9th Annual Conference of the International Speech Communication Association

Brisbane, Australia
September 22-26, 2008

Non-Segmental Duration Feature Extraction for Prosodic Classification

Amy Dashiell, Brian Hutchinson, Anna Margolis, Mari Ostendorf

University of Washington, USA

This paper presents a set of novel duration features for detecting pitch accent and phrase boundaries, which depend on articulatory timing rather than segmental duration information. The features are computed from the detected syllable nuclei and boundaries, using peaks and valleys in an energy contour but also leveraging information from a simple HMM phone manner class recognizer to increase recall. In experiments on the hand-segmented TIMIT corpus, we obtain greater than 90% F-measure for vowel detection.
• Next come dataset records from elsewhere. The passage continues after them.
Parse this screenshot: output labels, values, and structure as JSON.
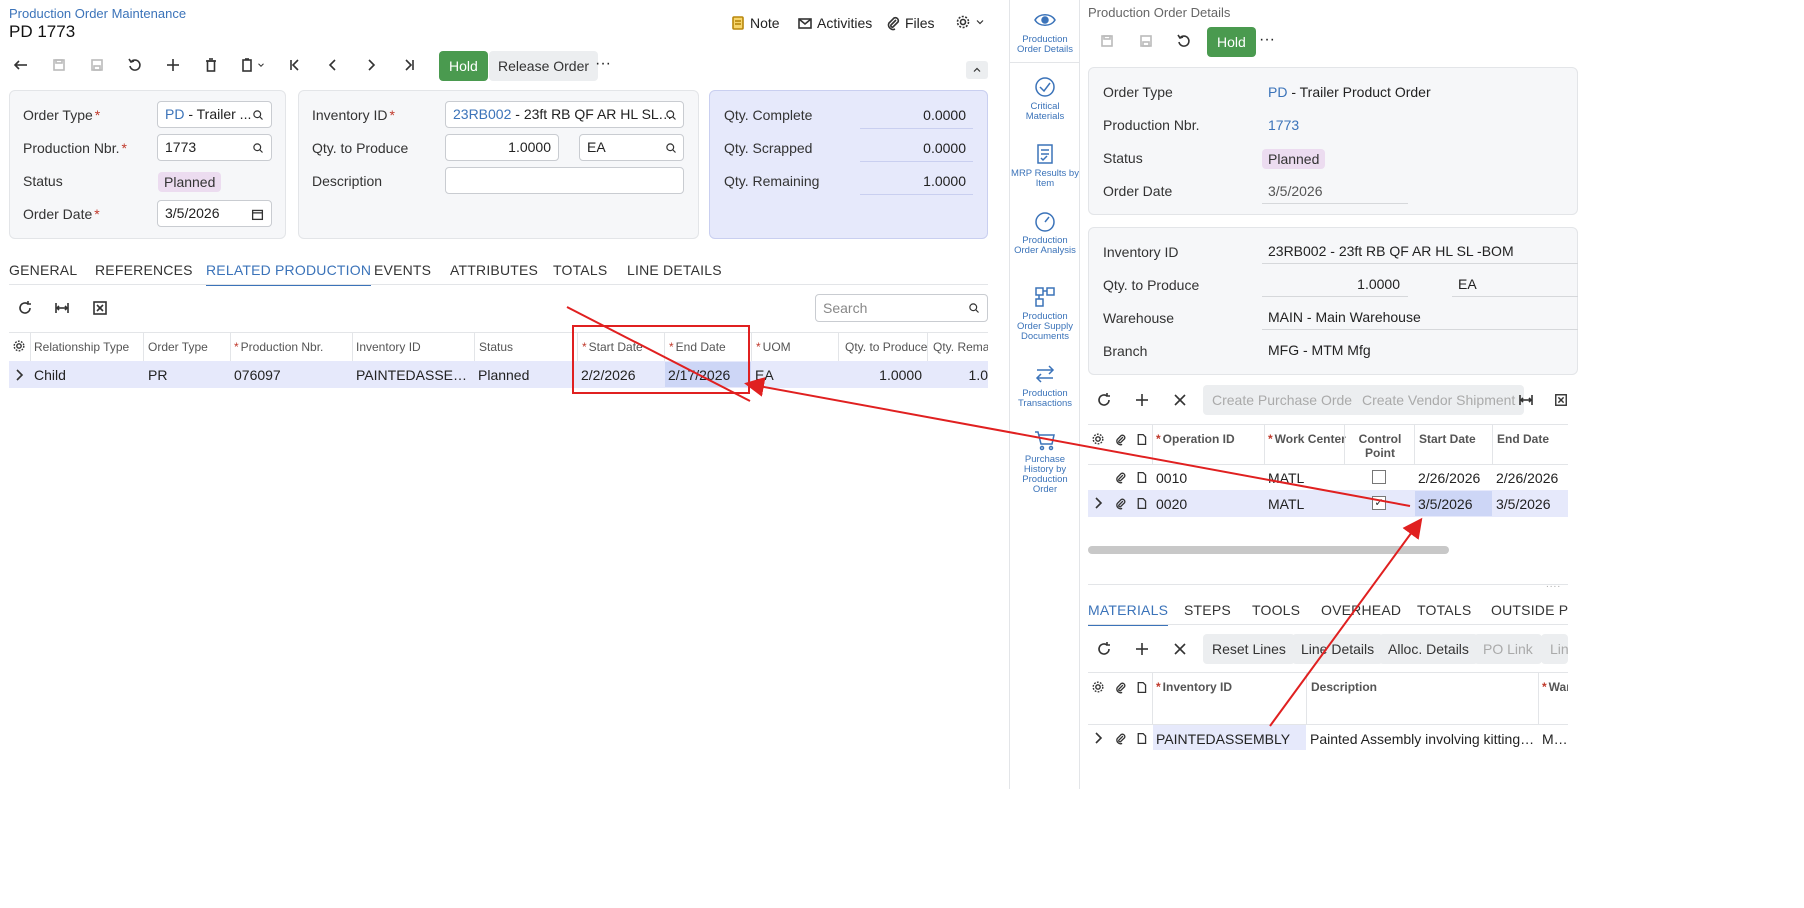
{
  "header": {
    "breadcrumb": "Production Order Maintenance",
    "title": "PD 1773",
    "note": "Note",
    "activities": "Activities",
    "files": "Files"
  },
  "toolbar": {
    "hold": "Hold",
    "release_order": "Release Order",
    "more": "···"
  },
  "form": {
    "order_type_label": "Order Type",
    "order_type_code": "PD",
    "order_type_desc": " - Trailer ...",
    "production_nbr_label": "Production Nbr.",
    "production_nbr": "1773",
    "status_label": "Status",
    "status": "Planned",
    "order_date_label": "Order Date",
    "order_date": "3/5/2026",
    "inventory_id_label": "Inventory ID",
    "inventory_id_code": "23RB002",
    "inventory_id_desc": " - 23ft RB QF AR HL SL -B...",
    "qty_to_produce_label": "Qty. to Produce",
    "qty_to_produce": "1.0000",
    "uom": "EA",
    "description_label": "Description",
    "description": "",
    "qty_complete_label": "Qty. Complete",
    "qty_complete": "0.0000",
    "qty_scrapped_label": "Qty. Scrapped",
    "qty_scrapped": "0.0000",
    "qty_remaining_label": "Qty. Remaining",
    "qty_remaining": "1.0000"
  },
  "tabs": [
    "GENERAL",
    "REFERENCES",
    "RELATED PRODUCTION",
    "EVENTS",
    "ATTRIBUTES",
    "TOTALS",
    "LINE DETAILS"
  ],
  "grid": {
    "search_placeholder": "Search",
    "columns": [
      "Relationship Type",
      "Order Type",
      "Production Nbr.",
      "Inventory ID",
      "Status",
      "Start Date",
      "End Date",
      "UOM",
      "Qty. to Produce",
      "Qty. Remai"
    ],
    "row": {
      "relationship_type": "Child",
      "order_type": "PR",
      "production_nbr": "076097",
      "inventory_id": "PAINTEDASSEMB...",
      "status": "Planned",
      "start_date": "2/2/2026",
      "end_date": "2/17/2026",
      "uom": "EA",
      "qty_to_produce": "1.0000",
      "qty_remaining": "1.0"
    }
  },
  "sidebar": {
    "items": [
      "Production Order Details",
      "Critical Materials",
      "MRP Results by Item",
      "Production Order Analysis",
      "Production Order Supply Documents",
      "Production Transactions",
      "Purchase History by Production Order"
    ]
  },
  "details": {
    "title": "Production Order Details",
    "hold": "Hold",
    "more": "···",
    "order_type_label": "Order Type",
    "order_type_code": "PD",
    "order_type_desc": " - Trailer Product Order",
    "production_nbr_label": "Production Nbr.",
    "production_nbr": "1773",
    "status_label": "Status",
    "status": "Planned",
    "order_date_label": "Order Date",
    "order_date": "3/5/2026",
    "inventory_id_label": "Inventory ID",
    "inventory_id": "23RB002 - 23ft RB QF AR HL SL -BOM",
    "qty_to_produce_label": "Qty. to Produce",
    "qty_to_produce": "1.0000",
    "uom": "EA",
    "warehouse_label": "Warehouse",
    "warehouse": "MAIN - Main Warehouse",
    "branch_label": "Branch",
    "branch": "MFG - MTM Mfg",
    "create_po": "Create Purchase Order",
    "create_vendor_shipment": "Create Vendor Shipment",
    "ops_columns": [
      "Operation ID",
      "Work Center",
      "Control Point",
      "Start Date",
      "End Date"
    ],
    "ops_rows": [
      {
        "operation_id": "0010",
        "work_center": "MATL",
        "start_date": "2/26/2026",
        "end_date": "2/26/2026"
      },
      {
        "operation_id": "0020",
        "work_center": "MATL",
        "start_date": "3/5/2026",
        "end_date": "3/5/2026"
      }
    ],
    "bottom_tabs": [
      "MATERIALS",
      "STEPS",
      "TOOLS",
      "OVERHEAD",
      "TOTALS",
      "OUTSIDE PRO"
    ],
    "reset_lines": "Reset Lines",
    "line_details": "Line Details",
    "alloc_details": "Alloc. Details",
    "po_link": "PO Link",
    "lin": "Lin",
    "mat_columns": [
      "Inventory ID",
      "Description",
      "War"
    ],
    "mat_row": {
      "inventory_id": "PAINTEDASSEMBLY",
      "description": "Painted Assembly involving kitting, wel...",
      "warehouse": "MAIN"
    }
  },
  "colors": {
    "accent": "#3b73b9",
    "hold_green": "#4a9a4f",
    "annotation_red": "#e02020",
    "selected_row": "#e6e9fb"
  }
}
In prosody detection experiments on the BU Radio News corpus, comparing to a segmental feature baseline, we obtain similar performance for pitch accent detection and slightly worse boundary detection from the new features without the need for phonetic alignments.

Full Paper

Bibliographic reference.  Dashiell, Amy / Hutchinson, Brian / Margolis, Anna / Ostendorf, Mari (2008): "Non-segmental duration feature extraction for prosodic classification", In INTERSPEECH-2008, 1092-1095.